Academics in other institutions may regard next week's vote on governance reforms at Oxford University as an irrelevance, but the outcome will have significance beyond the dreaming spires. A perception at the top of government of near-paralysis at both Oxford and Cambridge rubbed off on ministers' view of higher education in general. The Lambert report was clear that changes were needed if the two universities were to maintain their eminence.
Over the past 15 years, Oxford has quietly carried out a number of reforms.
It has streamlined and devolved decision-making and, unlike Cambridge, owns its own intellectual property rights. But the last great reform - to unify college and university decision-making processes - remains.
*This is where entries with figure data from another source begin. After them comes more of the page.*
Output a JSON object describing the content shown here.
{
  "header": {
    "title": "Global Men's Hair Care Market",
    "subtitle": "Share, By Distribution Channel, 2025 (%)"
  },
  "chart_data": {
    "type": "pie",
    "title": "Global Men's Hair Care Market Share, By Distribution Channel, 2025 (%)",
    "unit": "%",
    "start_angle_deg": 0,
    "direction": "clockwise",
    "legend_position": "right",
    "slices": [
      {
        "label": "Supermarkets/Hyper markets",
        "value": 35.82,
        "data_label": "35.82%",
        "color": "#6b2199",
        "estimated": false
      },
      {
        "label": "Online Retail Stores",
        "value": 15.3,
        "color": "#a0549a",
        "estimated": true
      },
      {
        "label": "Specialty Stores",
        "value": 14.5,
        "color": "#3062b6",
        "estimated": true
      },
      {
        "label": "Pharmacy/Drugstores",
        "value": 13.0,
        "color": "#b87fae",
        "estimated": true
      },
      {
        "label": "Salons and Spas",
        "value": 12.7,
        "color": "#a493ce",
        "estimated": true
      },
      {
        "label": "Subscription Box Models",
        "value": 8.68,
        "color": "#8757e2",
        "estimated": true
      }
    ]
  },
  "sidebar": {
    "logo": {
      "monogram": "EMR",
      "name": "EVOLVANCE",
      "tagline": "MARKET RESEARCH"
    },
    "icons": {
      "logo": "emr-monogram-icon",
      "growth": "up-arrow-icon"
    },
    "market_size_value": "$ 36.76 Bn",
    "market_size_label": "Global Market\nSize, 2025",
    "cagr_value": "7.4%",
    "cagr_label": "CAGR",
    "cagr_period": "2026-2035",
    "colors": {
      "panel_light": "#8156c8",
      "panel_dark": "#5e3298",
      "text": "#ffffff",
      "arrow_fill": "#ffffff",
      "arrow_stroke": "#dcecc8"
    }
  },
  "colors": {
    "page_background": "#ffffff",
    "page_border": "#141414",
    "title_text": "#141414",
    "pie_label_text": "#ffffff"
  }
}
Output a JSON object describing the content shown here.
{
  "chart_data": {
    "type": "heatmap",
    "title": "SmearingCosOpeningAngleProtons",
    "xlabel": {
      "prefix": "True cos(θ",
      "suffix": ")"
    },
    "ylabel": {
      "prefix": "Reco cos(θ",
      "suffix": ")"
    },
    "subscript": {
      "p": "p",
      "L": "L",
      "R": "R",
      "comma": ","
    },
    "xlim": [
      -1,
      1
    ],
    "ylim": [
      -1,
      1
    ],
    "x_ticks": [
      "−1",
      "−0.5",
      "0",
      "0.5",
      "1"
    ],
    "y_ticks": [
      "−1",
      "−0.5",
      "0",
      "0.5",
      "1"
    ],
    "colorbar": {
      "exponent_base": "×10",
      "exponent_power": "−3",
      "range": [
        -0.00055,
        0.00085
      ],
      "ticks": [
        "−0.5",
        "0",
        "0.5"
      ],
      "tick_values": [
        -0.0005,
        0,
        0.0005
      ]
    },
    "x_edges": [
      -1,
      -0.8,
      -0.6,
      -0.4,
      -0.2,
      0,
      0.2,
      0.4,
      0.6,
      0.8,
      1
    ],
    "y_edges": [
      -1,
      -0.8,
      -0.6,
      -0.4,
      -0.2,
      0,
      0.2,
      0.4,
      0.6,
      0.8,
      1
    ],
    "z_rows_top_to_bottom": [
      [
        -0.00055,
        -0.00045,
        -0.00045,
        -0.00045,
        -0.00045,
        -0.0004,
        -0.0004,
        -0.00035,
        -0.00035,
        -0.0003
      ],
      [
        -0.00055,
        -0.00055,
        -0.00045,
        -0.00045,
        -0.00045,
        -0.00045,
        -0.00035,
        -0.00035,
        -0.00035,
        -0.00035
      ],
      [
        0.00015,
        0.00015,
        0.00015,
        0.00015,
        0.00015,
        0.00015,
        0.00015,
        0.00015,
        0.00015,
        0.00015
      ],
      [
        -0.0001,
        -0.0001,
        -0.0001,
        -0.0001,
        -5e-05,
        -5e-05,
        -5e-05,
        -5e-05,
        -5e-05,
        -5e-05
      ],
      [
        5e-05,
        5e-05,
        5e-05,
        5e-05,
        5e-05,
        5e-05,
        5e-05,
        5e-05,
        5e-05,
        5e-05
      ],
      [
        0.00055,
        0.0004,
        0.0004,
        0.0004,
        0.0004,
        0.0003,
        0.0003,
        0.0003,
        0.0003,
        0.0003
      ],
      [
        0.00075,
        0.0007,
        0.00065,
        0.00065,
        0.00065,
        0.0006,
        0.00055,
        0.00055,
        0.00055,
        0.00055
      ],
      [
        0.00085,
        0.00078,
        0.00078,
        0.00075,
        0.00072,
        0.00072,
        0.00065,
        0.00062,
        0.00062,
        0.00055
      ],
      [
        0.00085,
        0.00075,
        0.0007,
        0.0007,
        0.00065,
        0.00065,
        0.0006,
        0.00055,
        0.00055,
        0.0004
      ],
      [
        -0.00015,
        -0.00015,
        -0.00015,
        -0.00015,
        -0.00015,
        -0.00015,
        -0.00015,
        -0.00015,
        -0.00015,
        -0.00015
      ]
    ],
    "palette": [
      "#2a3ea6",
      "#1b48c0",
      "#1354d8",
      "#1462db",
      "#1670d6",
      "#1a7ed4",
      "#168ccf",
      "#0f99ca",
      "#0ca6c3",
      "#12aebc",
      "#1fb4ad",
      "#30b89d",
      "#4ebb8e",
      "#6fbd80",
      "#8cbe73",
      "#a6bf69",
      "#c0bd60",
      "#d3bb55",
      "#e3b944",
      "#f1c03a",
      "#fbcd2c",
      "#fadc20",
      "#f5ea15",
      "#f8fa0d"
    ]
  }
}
John Hood, the new vice-chancellor, insists in a letter to academic staff this week that his proposals do not mean Oxford is moving towards a "corporate" governance, but towards a model common and proven in research universities.
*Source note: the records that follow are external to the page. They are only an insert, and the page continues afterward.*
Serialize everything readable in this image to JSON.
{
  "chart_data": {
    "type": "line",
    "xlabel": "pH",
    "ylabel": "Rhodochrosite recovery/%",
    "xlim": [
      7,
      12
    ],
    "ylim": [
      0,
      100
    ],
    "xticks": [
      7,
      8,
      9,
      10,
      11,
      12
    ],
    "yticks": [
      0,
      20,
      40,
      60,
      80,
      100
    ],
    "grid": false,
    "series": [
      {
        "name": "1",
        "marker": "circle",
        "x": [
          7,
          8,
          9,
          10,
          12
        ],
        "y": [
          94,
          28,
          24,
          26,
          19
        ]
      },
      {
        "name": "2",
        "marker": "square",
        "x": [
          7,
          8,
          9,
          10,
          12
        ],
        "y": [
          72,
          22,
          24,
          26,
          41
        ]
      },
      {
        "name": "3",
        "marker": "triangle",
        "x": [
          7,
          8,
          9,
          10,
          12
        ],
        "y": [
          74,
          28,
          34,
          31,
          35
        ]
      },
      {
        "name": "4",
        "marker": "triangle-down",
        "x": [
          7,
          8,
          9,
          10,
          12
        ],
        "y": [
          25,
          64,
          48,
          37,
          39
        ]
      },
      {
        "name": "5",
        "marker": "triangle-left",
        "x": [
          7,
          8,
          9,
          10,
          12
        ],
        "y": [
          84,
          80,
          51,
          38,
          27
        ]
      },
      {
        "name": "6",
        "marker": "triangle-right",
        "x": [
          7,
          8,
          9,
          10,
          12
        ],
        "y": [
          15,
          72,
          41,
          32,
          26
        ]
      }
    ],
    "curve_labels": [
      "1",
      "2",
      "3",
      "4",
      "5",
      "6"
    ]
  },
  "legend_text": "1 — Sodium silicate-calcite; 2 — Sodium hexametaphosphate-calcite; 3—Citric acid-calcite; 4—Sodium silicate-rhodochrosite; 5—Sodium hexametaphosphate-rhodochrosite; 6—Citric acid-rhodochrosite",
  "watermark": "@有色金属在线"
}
Next week's debate will include a call to delay the reforms and, under the banner of academic freedom, to reject proposed joint university-college reviews of academic performance. But academic freedom should not be confused with obstinate conservatism if adequate safeguards can be built into a better system. Greater co-ordination between the central university and the colleges will surely be essential in any unified governance structure. It remains to be seen if Dr Hood is trying to move too far too fast, but Oxford cannot afford to stand still if it is to make the most of new opportunities and overcome the problems that are already threatening the university's science departments.